From the moment the folk singer was announced as the winner in October he bucked prize formalities: He was silent for a full two weeks about winning the award, ignoring calls from the academy; he didn’t attend the ceremony where he’d normally collect the prize, and sent in his acceptance speech instead; he picked up the award four months later in a private ceremony when it was convenient—he happened to be on a European tour at the time.
But the prize stipulates that winners must give a lecture by June 10, six months after the prize ceremony, to be eligible for the cash prize. And Dylan has slid in just in time. He recorded a lecture on June 4 in Los Angeles to meet the prize requirements and to get his 8 million Swedish kronor (about $924,000).
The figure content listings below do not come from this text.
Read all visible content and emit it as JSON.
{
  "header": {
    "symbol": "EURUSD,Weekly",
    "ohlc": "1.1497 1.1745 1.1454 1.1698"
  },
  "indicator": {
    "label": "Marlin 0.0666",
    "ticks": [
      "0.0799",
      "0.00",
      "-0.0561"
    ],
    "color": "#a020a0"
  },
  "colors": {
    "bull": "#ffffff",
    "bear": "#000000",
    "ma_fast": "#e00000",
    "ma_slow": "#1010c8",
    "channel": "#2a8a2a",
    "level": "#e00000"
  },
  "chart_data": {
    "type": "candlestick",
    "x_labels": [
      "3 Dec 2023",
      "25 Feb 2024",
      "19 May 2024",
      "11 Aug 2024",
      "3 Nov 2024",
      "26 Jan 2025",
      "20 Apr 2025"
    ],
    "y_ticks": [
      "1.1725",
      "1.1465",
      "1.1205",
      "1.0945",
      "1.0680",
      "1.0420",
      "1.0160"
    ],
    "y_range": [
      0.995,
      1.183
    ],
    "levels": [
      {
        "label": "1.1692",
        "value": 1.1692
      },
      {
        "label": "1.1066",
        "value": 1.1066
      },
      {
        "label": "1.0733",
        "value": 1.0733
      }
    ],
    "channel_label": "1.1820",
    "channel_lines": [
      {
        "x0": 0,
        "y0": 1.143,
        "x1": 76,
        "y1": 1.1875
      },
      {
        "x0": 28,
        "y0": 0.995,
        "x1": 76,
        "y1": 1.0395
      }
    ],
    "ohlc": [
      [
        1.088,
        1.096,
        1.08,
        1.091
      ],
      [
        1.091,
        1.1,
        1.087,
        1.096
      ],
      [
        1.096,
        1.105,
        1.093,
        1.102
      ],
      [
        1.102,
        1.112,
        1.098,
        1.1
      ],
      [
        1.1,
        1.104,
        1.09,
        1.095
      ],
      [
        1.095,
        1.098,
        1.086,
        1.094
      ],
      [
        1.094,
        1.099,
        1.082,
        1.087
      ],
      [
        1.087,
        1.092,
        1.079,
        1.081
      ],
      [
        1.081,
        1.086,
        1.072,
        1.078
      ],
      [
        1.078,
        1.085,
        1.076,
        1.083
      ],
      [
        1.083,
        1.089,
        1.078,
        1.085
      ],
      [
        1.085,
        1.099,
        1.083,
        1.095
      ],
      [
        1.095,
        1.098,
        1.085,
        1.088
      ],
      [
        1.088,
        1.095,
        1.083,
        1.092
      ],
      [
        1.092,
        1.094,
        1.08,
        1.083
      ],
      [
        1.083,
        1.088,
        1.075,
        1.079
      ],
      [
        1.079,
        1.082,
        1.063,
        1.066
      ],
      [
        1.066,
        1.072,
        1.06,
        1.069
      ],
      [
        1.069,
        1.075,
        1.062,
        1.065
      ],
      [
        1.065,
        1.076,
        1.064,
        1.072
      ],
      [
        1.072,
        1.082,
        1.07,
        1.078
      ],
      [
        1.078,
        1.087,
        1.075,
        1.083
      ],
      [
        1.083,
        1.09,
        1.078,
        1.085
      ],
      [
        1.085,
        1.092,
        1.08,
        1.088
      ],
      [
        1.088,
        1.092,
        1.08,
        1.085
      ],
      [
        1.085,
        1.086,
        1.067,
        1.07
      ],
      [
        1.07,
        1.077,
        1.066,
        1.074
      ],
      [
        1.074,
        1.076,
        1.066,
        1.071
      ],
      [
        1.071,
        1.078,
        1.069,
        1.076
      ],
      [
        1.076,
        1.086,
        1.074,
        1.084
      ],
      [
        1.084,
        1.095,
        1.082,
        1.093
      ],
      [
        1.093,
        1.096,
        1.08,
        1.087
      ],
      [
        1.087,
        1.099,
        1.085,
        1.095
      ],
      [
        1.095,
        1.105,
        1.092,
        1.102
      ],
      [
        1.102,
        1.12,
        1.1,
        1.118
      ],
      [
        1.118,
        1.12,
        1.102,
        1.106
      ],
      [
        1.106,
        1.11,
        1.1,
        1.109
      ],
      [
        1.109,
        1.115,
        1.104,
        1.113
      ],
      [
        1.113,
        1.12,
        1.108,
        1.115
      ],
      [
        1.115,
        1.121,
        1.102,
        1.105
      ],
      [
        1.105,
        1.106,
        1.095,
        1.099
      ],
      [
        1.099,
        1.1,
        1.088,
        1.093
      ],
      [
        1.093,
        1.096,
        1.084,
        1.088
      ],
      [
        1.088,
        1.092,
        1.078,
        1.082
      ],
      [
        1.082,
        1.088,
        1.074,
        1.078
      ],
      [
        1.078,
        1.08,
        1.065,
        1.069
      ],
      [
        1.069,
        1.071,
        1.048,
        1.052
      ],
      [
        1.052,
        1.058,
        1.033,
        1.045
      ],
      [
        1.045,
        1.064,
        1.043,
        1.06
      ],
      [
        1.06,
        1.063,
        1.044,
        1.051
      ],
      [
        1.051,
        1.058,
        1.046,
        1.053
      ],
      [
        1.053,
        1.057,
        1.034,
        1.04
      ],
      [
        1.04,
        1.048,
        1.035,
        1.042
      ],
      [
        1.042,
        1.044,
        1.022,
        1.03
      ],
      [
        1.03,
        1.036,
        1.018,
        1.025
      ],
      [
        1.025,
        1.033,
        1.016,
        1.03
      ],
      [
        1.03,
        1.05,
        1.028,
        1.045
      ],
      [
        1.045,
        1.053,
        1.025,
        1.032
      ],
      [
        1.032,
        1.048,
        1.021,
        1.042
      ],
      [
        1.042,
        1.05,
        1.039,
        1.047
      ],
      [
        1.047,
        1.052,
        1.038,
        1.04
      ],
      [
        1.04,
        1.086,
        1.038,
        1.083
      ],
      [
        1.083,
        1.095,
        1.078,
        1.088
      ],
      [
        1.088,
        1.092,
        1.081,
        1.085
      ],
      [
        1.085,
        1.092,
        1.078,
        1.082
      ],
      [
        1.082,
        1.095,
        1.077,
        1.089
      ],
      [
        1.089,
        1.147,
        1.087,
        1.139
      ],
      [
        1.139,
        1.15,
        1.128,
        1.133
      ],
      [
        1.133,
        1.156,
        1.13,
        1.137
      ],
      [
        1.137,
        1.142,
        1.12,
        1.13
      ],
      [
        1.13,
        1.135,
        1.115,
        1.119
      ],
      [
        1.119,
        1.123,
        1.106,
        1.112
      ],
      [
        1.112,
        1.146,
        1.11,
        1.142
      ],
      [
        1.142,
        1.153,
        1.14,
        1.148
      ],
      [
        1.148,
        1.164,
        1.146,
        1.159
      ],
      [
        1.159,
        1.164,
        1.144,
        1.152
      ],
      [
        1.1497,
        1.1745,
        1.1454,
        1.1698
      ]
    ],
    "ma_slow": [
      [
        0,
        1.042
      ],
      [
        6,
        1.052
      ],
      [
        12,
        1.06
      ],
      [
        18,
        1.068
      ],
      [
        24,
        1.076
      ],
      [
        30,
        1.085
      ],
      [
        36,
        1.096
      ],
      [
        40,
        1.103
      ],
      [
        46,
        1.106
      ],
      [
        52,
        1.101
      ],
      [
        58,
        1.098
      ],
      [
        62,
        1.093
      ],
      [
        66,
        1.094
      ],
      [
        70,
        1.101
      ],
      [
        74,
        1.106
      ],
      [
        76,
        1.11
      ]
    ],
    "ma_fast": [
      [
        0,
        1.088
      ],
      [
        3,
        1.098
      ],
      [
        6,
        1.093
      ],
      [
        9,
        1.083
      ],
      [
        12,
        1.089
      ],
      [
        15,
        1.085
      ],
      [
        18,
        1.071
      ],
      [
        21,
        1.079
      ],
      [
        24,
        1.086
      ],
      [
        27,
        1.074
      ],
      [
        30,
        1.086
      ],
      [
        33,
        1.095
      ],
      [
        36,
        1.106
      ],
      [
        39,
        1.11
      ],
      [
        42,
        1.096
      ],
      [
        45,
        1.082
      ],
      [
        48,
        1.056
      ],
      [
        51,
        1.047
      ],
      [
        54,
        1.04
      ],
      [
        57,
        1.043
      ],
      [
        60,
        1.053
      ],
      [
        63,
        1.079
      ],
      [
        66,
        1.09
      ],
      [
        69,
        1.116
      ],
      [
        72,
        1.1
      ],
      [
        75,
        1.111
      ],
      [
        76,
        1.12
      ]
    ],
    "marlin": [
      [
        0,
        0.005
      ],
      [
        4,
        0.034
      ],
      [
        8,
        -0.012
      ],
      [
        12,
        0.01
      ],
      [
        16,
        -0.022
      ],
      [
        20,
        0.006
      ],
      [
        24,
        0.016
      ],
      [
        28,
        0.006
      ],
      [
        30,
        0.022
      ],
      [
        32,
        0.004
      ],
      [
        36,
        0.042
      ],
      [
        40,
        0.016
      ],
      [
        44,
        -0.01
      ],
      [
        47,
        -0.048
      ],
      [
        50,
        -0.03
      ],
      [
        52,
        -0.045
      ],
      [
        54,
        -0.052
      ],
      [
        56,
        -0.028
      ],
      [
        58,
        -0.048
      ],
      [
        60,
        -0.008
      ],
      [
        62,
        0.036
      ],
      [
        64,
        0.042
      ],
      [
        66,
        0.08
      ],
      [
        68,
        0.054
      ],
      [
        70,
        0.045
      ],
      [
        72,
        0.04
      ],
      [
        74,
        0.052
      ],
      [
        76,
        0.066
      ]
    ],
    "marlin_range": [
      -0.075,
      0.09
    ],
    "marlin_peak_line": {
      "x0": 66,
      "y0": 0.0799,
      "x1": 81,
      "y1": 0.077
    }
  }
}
Today the foundation released a video on YouTube, a 27-minute audio recording of Dylan’s voice reading the lecture, set to some discordant piano.
Dylan focuses on three works that have inspired him: Moby Dick by Herman Melville, All Quiet on the Western Front by Erich Maria Remarque, and The Odyssey by Homer. It’s like watching the coolest kid in your English class, after not speaking for the entire semester, get up in front of everyone and give an impromptu, poetic, somewhat opaque book report from memory.
Moby Dick
Dylan admires Melville’s poetic quotability, he says, and the sheer drama of the huge novel about a man obsessed:
Whale oil is used to anoint the kings. History of the whale, phrenology, classical philosophy, pseudo-scientific theories, justification for discrimination—everything thrown in and none of it hardly rational. Highbrow, lowbrow, chasing illusion, chasing death, the great white whale, white as polar bear, white as a white man, the emperor, the nemesis, the embodiment of evil.
All Quiet on the Western Front
Dylan says he felt swept up in the World War I novel’s message of incomprehensible chaos. “This is a book where you lose your childhood, your faith in a meaningful world, and your concern for individuals,” he says. “You’re stuck in a nightmare.”
He stays in a second-person address to describe the feeling of being overwhelmed by merciless, relentless terror:
You’re so alone. Then a piece of shrapnel hits the side of your head and you’re dead.
You’ve been ruled out, crossed out. You’ve been exterminated. I put this book down and closed it up. I never wanted to read another war novel again, and I never did.
The Odyssey
Dylan talks about being drawn to Odysseus’ wanderings and missteps, as well as the treachery of the world around the legendary hero:
Goddesses and gods protect him, but some others want to kill him. He changes identities. He’s exhausted. He falls asleep, and he’s woken up by the sound of laughter. He tells his story to strangers. He’s been gone twenty years. He was carried off somewhere and left there. Drugs have been dropped into his wine. It’s been a hard road to travel.
Dylan concludes that literature has influenced him, in conscious and subconscious ways, and says you don’t necessarily need to get it all to get something out of a book, or poem, or song. “If a song moves you, that’s all that’s important,” he says. “I don’t have to know what a song means. I’ve written all kinds of things into my songs. And I’m not going to worry about it—what it all means.”